Eight years ago, John Boyer attended a lecture by the historical filmmaker Ken Burns. Boyer, the Mark Twain House’s chief promoter as its executive director, wasn’t going to let Burns leave without offering a suggestion for his next subject: Mark Twain.
The ever-prolific Burns politely expressed interest but said he was busy for the next few years. Boyer figured that was the end of it.
Thursday evening, he was happily proved wrong, as Burns and his team from Florentine Films showed segments from “Mark Twain” to the house’s board of trustees, supporters, politicians and members of the media. The biographical documentary will be shown nationwide on PBS Jan. 14 and 15, two hours each night.
“Mark Twain” opens with Kevin Conway quoting Twain as archival photos show the writer in various stages of his life. Listening to Conway’s grainy voice, one has to keep in mind that Twain is indeed gone. The film takes viewers back to Twain’s birthplace in Florida, Mo.; Quarry Farm, his summer home in Elmira, N.Y.; and his travels along the Mississippi River, into the American West and on various lecture tours throughout Europe and the Middle East.

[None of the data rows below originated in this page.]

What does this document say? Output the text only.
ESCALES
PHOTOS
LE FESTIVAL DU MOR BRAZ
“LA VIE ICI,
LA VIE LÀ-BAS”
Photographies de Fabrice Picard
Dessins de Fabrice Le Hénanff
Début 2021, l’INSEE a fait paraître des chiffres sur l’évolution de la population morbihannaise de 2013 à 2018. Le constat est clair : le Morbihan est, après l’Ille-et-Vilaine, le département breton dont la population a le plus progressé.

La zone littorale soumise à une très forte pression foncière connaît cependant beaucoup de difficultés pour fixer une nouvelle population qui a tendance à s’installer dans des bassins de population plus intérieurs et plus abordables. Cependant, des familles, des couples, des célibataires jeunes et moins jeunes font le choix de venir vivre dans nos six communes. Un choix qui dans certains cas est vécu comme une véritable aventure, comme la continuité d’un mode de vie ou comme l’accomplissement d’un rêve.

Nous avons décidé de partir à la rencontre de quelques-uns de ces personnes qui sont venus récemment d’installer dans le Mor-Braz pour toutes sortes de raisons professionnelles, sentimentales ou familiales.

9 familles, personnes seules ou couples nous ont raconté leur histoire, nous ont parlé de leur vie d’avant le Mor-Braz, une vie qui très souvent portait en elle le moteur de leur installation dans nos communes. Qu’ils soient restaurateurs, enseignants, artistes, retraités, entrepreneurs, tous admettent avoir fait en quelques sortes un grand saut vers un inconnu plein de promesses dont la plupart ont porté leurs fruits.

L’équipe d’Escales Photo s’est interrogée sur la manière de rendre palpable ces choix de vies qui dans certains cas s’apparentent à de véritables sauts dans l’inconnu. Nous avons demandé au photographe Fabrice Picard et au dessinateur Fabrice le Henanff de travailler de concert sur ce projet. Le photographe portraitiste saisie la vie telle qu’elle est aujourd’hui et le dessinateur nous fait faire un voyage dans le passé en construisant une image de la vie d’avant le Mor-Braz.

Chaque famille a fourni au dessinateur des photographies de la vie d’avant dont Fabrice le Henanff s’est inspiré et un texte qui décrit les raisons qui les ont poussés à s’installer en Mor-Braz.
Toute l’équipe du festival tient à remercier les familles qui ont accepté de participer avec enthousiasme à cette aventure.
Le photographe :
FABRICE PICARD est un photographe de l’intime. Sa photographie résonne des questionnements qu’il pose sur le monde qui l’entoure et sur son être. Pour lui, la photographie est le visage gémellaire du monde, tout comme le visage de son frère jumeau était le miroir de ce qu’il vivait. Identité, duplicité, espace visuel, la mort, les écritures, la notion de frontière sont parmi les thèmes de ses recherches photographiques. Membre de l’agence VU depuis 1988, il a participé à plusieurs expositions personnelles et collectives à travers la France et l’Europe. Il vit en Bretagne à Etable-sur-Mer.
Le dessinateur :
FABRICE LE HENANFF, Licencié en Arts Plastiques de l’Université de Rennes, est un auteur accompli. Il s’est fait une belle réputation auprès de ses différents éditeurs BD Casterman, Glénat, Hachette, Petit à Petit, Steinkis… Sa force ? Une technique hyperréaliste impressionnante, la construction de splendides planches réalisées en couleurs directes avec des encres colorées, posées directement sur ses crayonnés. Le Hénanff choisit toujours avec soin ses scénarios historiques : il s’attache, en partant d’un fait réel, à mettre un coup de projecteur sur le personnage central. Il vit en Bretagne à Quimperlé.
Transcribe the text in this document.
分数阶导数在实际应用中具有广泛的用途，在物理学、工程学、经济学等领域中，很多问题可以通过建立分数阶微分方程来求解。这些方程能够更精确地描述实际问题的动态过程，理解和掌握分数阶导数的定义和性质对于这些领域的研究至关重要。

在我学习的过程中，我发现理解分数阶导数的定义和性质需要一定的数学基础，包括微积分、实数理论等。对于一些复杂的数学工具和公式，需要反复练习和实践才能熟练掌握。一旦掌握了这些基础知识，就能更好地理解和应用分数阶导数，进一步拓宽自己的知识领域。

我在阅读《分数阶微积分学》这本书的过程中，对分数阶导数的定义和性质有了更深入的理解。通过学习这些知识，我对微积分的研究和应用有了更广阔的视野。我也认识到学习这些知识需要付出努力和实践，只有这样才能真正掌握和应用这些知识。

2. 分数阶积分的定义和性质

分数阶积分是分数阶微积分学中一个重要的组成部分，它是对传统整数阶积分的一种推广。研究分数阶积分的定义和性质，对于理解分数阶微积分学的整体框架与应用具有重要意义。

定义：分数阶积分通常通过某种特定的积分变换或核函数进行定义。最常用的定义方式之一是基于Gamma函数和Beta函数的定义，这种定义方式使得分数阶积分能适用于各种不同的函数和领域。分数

One of the film’s most poignant moments comes with the reading of a letter that Twain wrote to his wife Olivia, telling her of their daughter Susy’s death.
Playwright Arthur Miller and actor Hal Holbrook offer commentary in the film, as do political activist/comedian Dick Gregory and writer William Styron, who both attended the screening at The Hartford’s Wallace Stevens Theatre.
The bulk of the documentary centers on the relationship Twain and his family had with their house at 351 Farmington Ave. in Hartford. It’s where he wrote some of his most important works, including his attack on slavery and racism, “Adventures of Huckleberry Finn.” It was also the site of his beloved daughter Susy’s death.
The house exemplifies Twain’s paradoxical values — some of his most biting social commentary is about the opulent lifestyle so many Americans sought to acquire. Yet Twain himself had an insatiable desire for wealth. Indeed the Tiffany-designed Victorian mansion is an enduring testament to his conflicting beliefs.
Burns likened the Hartford house to what Alfred Hitchcock calls the Macguffin of a movie, or its driving force.
“I have been making films for over 20 years, and I have never had a house resonate as much as this one; his ghost is here. From the present we strain and try to listen to it,” Burns said Thursday in Twain’s Carriage House. He was there signing the companion book to “Mark Twain” with the film’s co-producer and writer, Dayton Duncan.
Starting three years ago, Boyer opened Twain’s house to the production team that came from Walpole, N.H., to dig through Twain’s letters, memoirs and photos. They filmed during every season and in each part of the day, making three preliminary visits, five to film and one to examine the photos. “We came to see it as a sentient being; something that lives and breathes,” Duncan said of the house.
Twain, a humorist, author, commentator and amateur inventor, was selected because of his unmistakable mark on so many aspects of American life.
“I’m not sure that we ever answer the question [of] who are we as Americans as much as we deepen it,” Burns said of his films. “We are looking for subjects that hold up a mirror to who we are.”
Added Duncan, “We’ve done films about superlative Americans like Lewis and Clark, Elizabeth Cady Stanton and Susan B. Anthony, but Twain embodies what we think is Americanism. … his irreverence, deflating bombast, attacking things with a sense of humor….”
The Mark Twain House played host Thursday afternoon to the film’s editors and production assistants, as 11 members of the film staff toured it for the first time. From the tour group came “Oh’s” and “That looks different than I thought,” as they explored Twain’s domain.
“I didn’t get a sense of how large it is,” says Christine Powers, an assistant on the film. “And we couldn’t look out and see the trees.”
The benefits of a Burns documentary are innumerable. In Virginia, after Burns’ series “The Civil War” was broadcast, tourism increased so much that he was asked to come back to produce another documentary. The state helped finance his film “Thomas Jefferson.”
Connecticut officials are hoping “Mark Twain” will have a similar effect here. The Connecticut Tourism Council contributed $530,000 to its financing.
Despite the completion of “Mark Twain,” it may be some time before Burns and Duncan stop their habit of invoking a Twain quote for almost every situation.